Risk-Adjusted Performance

2 of 100

 
Weak
 
Strong
Weak
Compared to the overall equity markets, risk-adjusted returns on investments in ETRACS Monthly Pay are ranked lower than 2 (%) of all global equities and portfolios over the last 90 days. In spite of rather sound technical and fundamental indicators, ETRACS Monthly is not utilizing all of its potentials. The latest stock price tumult, may contribute to shorter-term losses for the shareholders.
First Trust LongShort 

Risk-Adjusted Performance

3 of 100

 
Weak
 
Strong
Insignificant
Compared to the overall equity markets, risk-adjusted returns on investments in First Trust LongShort are ranked lower than 3 (%) of all global equities and portfolios over the last 90 days. In spite of comparatively stable essential indicators, First Trust is not utilizing all of its potentials. The recent stock price uproar, may contribute to short-horizon losses for the private investors.

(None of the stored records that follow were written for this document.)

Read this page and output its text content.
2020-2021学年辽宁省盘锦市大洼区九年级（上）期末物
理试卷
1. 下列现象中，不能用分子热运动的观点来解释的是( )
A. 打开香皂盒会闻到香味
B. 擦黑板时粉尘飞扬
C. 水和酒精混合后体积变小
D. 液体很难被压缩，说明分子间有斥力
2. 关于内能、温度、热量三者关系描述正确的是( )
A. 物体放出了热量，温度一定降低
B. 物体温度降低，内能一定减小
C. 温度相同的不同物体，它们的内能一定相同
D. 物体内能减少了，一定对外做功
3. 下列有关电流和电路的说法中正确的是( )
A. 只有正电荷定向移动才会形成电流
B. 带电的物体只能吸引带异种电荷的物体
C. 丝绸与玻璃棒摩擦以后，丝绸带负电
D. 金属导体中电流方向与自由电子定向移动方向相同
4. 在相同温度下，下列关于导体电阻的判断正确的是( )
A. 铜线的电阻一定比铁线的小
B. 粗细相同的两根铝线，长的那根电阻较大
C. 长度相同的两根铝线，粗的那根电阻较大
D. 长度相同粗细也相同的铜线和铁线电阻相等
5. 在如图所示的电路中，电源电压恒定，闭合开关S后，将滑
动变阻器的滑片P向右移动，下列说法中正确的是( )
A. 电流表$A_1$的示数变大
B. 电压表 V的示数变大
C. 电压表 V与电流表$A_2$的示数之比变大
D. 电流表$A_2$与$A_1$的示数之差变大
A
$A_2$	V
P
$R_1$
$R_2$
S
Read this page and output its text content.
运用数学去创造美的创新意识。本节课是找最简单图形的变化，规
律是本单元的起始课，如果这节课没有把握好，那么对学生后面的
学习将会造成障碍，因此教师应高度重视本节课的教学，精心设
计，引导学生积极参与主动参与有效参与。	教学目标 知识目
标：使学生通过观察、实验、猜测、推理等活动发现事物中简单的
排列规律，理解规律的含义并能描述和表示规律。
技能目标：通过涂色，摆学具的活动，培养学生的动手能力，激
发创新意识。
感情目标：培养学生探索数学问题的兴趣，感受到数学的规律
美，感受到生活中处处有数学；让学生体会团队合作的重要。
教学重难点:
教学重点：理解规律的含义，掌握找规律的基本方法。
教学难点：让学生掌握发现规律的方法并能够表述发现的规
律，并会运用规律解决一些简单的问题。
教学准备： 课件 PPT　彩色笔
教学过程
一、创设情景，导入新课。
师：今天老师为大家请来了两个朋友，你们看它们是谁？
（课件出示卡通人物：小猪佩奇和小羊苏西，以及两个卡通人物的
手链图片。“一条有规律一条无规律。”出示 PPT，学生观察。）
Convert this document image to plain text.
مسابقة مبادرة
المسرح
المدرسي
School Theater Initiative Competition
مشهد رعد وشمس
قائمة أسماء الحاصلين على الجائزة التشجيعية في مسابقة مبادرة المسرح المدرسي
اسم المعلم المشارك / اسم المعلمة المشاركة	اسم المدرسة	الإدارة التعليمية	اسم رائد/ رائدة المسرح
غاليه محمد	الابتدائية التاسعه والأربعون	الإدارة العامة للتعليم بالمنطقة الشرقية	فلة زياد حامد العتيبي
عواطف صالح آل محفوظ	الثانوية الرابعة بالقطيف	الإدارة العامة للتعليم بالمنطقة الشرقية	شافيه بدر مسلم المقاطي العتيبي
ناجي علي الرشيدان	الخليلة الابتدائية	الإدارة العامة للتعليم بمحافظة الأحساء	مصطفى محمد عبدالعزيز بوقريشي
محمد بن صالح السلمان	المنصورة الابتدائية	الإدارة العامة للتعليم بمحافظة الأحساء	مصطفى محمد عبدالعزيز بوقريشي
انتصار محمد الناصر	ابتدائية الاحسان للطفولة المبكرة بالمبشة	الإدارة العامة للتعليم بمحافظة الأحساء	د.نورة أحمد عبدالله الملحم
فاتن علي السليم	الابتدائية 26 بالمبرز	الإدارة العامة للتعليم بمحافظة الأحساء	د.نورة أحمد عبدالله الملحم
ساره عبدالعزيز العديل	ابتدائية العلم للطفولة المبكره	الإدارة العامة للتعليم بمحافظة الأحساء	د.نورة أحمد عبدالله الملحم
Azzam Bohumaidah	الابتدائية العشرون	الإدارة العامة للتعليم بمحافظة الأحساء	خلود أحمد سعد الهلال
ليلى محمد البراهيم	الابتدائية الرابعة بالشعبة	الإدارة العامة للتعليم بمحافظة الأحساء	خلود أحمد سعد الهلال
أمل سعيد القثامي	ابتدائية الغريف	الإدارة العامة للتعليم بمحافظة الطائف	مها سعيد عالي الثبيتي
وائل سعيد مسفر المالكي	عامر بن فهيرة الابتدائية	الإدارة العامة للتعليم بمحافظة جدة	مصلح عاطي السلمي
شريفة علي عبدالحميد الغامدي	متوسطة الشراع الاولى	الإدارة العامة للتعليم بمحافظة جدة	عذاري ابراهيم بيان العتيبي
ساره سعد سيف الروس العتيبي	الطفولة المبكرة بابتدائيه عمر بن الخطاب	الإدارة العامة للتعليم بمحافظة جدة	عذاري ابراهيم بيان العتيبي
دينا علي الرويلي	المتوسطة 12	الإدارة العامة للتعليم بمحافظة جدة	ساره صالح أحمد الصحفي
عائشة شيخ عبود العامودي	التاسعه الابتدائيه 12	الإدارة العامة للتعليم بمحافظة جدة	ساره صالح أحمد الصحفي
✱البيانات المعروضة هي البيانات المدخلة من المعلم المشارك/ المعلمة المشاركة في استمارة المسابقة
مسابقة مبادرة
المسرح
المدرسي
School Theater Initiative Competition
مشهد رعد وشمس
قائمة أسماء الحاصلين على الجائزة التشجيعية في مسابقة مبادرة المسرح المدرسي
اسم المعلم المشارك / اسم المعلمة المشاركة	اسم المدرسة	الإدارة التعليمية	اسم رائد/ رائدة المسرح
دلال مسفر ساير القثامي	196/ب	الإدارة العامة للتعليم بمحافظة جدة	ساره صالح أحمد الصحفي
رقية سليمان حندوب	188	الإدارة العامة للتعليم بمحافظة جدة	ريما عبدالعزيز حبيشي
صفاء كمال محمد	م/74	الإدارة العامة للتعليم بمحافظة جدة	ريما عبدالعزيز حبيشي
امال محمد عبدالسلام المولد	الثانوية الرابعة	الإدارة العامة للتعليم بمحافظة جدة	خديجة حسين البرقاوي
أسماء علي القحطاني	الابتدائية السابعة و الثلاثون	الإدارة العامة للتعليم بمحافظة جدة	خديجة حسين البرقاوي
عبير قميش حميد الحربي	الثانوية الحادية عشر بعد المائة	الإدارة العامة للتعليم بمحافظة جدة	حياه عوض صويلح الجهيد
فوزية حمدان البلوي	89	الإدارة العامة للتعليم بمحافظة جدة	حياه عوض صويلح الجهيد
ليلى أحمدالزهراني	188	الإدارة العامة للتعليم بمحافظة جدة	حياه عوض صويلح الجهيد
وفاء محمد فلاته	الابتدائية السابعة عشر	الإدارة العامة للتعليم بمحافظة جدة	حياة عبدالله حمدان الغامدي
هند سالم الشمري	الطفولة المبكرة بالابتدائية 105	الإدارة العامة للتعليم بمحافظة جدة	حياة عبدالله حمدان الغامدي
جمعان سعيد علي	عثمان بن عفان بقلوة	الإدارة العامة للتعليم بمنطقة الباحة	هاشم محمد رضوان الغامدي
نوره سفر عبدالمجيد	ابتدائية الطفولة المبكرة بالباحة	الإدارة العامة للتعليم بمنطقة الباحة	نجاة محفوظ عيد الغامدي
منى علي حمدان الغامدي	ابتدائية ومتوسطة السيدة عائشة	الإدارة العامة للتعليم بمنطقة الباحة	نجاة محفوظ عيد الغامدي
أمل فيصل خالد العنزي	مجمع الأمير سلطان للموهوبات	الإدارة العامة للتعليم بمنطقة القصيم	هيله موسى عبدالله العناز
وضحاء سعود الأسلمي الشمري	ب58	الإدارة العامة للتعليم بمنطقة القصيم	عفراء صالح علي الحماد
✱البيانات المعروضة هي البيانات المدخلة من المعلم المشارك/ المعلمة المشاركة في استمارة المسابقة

ETRACS Monthly and First Trust Volatility Contrast

   Predicted Return Density   
       Returns  

Pair Trading with ETRACS Monthly and First Trust

The main advantage of trading using opposite ETRACS Monthly and First Trust positions is that it hedges away some unsystematic risk. Because of two separate transactions, even if ETRACS Monthly position performs unexpectedly, First Trust can make up some of the losses. Pair trading also minimizes risk from directional movements in the market. For example, if an entire industry or sector drops because of unexpected headlines, the short position in First Trust will offset losses from the drop in First Trust's long position.
The idea behind ETRACS Monthly Pay and First Trust LongShort pairs trading is to make the combined position market-neutral, meaning the overall market's direction will not affect its win or loss (or potential downside or upside). This can be achieved by designing a pairs trade with two highly correlated stocks or equities that operate in a similar space or sector, making it possible to obtain profits through simple and relatively low-risk investment.
Check out your portfolio center.
Note that this page's information should be used as a complementary analysis to find the right mix of equity instruments to add to your existing portfolios or create a brand new portfolio. You can also try the Risk-Return Analysis module to view associations between returns expected from investment and the risk you assume.